Each group of men fanned out, guns at the ready. The person we were after was conniving, manipulative, and smart as hell; we had to be on our guard at all times.
How in the hell we missed the glaring signs that Sarah was a psychopath was beyond me. But everything Peters sent over—from her juvie file to her most recent crime, which landed her in a mental ward for four years—confirmed the woman was mentally unstable.
I couldn’t make eye contact with the two dogs brought in to help us find Alta. Just seeing them had sadness gripping my heart. Benny was doing better, but who knew when that might change.
While the other officers fanned out, I geared up with the basic firearms I’d tossed in the back of the SUV before leaving the cabin. The grenades might’ve been a bit much, but I would rather have them and not need them than the alternative. After strapping on the assault rifle and checking the sights of the scope, I slammed the trunk closed.
“What else you got in there?” came a familiar voice at my back.
“Plenty. What’s your poison?” I said to Peters with as much of a smile as I could muster in this type of situation.
The trunk light flickered back on as the lid rose in the air. While he rummaged through the arsenal, I checked every clip, making sure all five guns on my body were loaded to the max.
“Is that a grenade?” Peters asked as he slung a rifle over his back.
I shrugged and slammed the magazine back in place. “I like being prepared.”
“You look like you’re going to war.”
Through the headlights of the other trucks and SUVs, I met his gaze. “I am.”
His simple nod said everything.
“Ready?” I asked.
“Ready.”
Side by side, we stalked deeper into the trees, the crunch of the leaves and twigs beneath our boots the only sound. With each step I slipped deeper and deeper into the marine I used to be. The stalker, the killer. The protector. I would find her. I would save her. That was the fact I had to zero in on, because the alternative would render me paralyzed and utterly useless in the search for her.
Alta would survive, as would I. Together we would live the rest of our lives, broken but not shattered, hurt but not dead. Together we were whole, which was why I had to find her. I’d never be the man she thought I was without her by my side.
She had to survive.
Or I wouldn’t.
A sixth sense pulled me short, making Peters pause midstep. I held a tight breath, listening through the dark stillness.

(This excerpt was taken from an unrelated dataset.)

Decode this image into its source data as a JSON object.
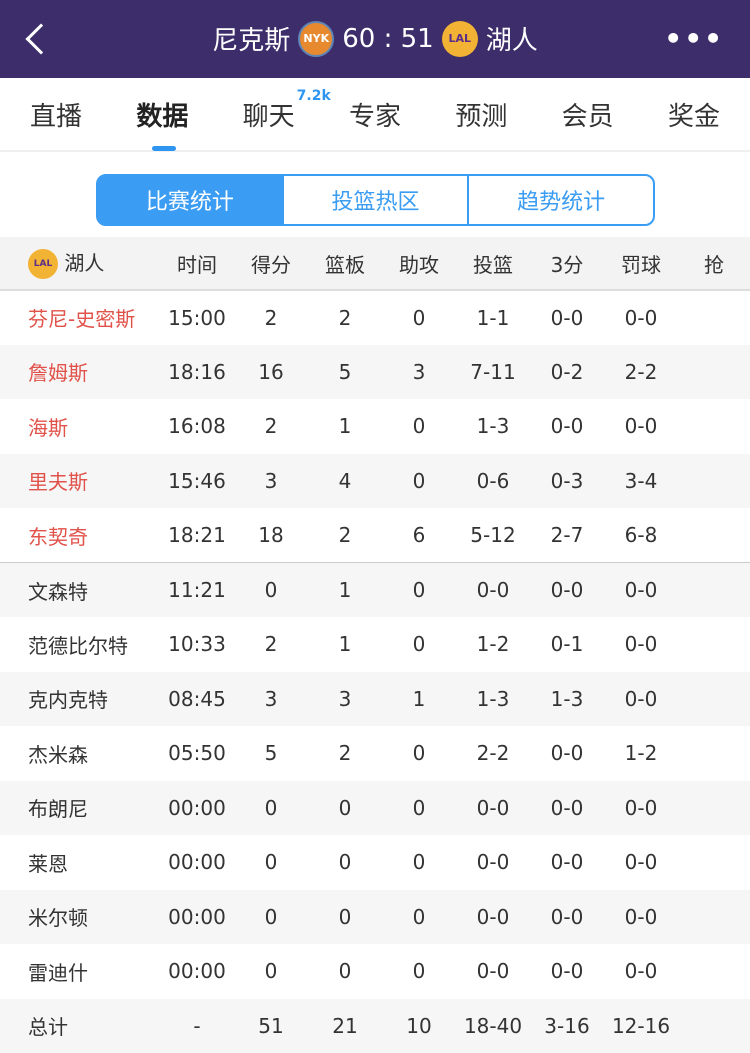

“You hear that?” I said just above a whisper. “There.” With the assault rifle in my grasp, I pointed southeast toward the barely audible voices.
“Could be the other officers.”
“Could not be. Let’s go.”
At a quick pace, we raced through the dark, leaping over toppled trees, knocking down young saplings and stomping over the dense underbrush. Nothing could stand in our way of investigating the voices, which grew louder with each step we took.
Sweat beaded beneath my wool cap and dripped down my temples, even with the cold night air brushing past my cheeks and cooling my exposed hands.
A flash of movement dropped us to the forest floor for cover, the cool, damp ground quickly absorbing all the building heat. At my side, Peters pushed up to his elbows scouting the situation.
“Flashlight. Two unknowns.” Falling back to the earth, he slid the shoulder strap off and positioned the rifle in front of him. “What do you want to do?”
I held in a tight breath. What I wanted to do and what we should do were two different scenarios. I was a planner, needed all facts before making a move, but in this case, nothing mattered but getting closer to her. This was acting on emotion, which would get me killed, but what was the alternative?
“Let’s—”
Sarah’s singsong voice several yards away cut me short. “Now, Birdie, this is where I say goodbye and good riddance.”
Every muscle tensed to propel me toward the voices. A firm grip on my shoulder forced me back down.